Parents sue complex where toddler drowned

By Matt Stiles
Houston Chronicle

The family of a toddler who drowned two weeks ago at a south Houston apartment complex has filed a lawsuit accusing the owner of leaving gaps in a fence police say may have allowed the boy access to a swimming pool. The suit was brought by Misty Lynn Campos on behalf of her 23-month-old son, Conar Matthew Rose, who drowned at the Vista Bonita apartments Oct. 27.The complex, at 9313 Tallyho in south Houston, has a history of safety-related violations, according to municipal court records.Conar’s parents allege that the owner, New South Apartments LLC, and its representative, Nanik Bhagia, did not repair a chest-high iron fence surrounding the cloudy, algae-filled pool. City officials have said that both the fence and water conditions violated state and municipal laws.
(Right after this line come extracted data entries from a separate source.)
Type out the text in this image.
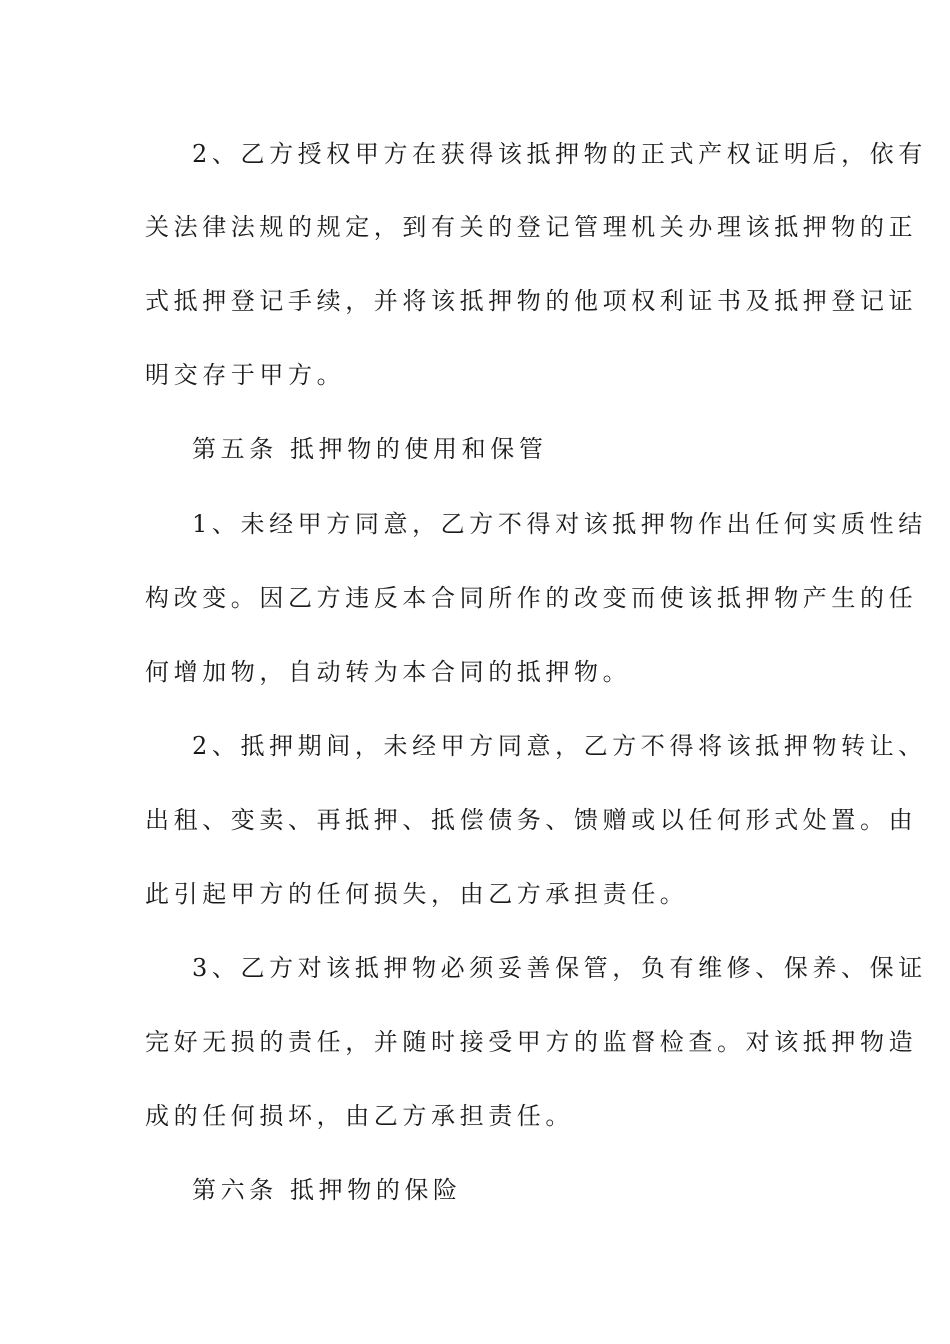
2、乙方授权甲方在获得该抵押物的正式产权证明后，依有
关法律法规的规定，到有关的登记管理机关办理该抵押物的正
式抵押登记手续，并将该抵押物的他项权利证书及抵押登记证
明交存于甲方。
第五条 抵押物的使用和保管
1、未经甲方同意，乙方不得对该抵押物作出任何实质性结
构改变。因乙方违反本合同所作的改变而使该抵押物产生的任
何增加物，自动转为本合同的抵押物。
2、抵押期间，未经甲方同意，乙方不得将该抵押物转让、
出租、变卖、再抵押、抵偿债务、馈赠或以任何形式处置。由
此引起甲方的任何损失，由乙方承担责任。
3、乙方对该抵押物必须妥善保管，负有维修、保养、保证
完好无损的责任，并随时接受甲方的监督检查。对该抵押物造
成的任何损坏，由乙方承担责任。
第六条 抵押物的保险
“His death was caused by the negligence of defendants, including failing to maintain the fence around the pool and failing to keep the pool water clear,” the suit reads. “Such negligence was a proximate cause of the death.”

Bhagia denied negligence Tuesday but declined to discuss the case in detail.” I am not able to comment right now because I need to speak to my attorneys,” he said. “I don’t think we are negligent.” The suit, filed by Corpus Christi attorney Bob Hilliard, also asks for a temporary restraining order to prevent the owner from tampering with any evidence in and around the pool. Hilliard also seeks permission to have an expert examine the scene. He said Tuesday that his case was clear-cut.” To have a fence where someone’s 2-year-old can slip through, that’s grossly negligent,” he said. While the lawsuit challenges the apartment complex, police investigators have said that the boy’s mother was distracted, which allowed him to go outside the apartment unsupervised.

Child Protective Services launched an investigation, and Conar’s mother and stepfather agreed to place his 7-year-old twin brothers and one-month-old sister with the maternal grandmother pending the outcome of an investigation by the agency, spokeswoman Gwen Carter said. That probe was closed recently, but the children remain with the grandmother pending the parents’ completion of social services, such as parenting classes, said another CPS spokeswoman, Estella Olguin.She said the agency regards incidents involving unsupervised children differently. For example, she said, a child injured while a parent is briefly distracted can be less serious than a case in which a parent was under the influence of alcohol.

“You can’t keep your eye on your children 24/7,” Olguin said, recommending “child-proof” precautions on outside doors, for example, so children cannot wander outside while their parents sleep.

After the drowning, city inspectors issued at least 80 citations for health and safety violations at the complex. Inspectors documented plumbing, electrical and structural code violations on the property. Some vacant buildings have been left unsecured and dangerous, according to inspectors.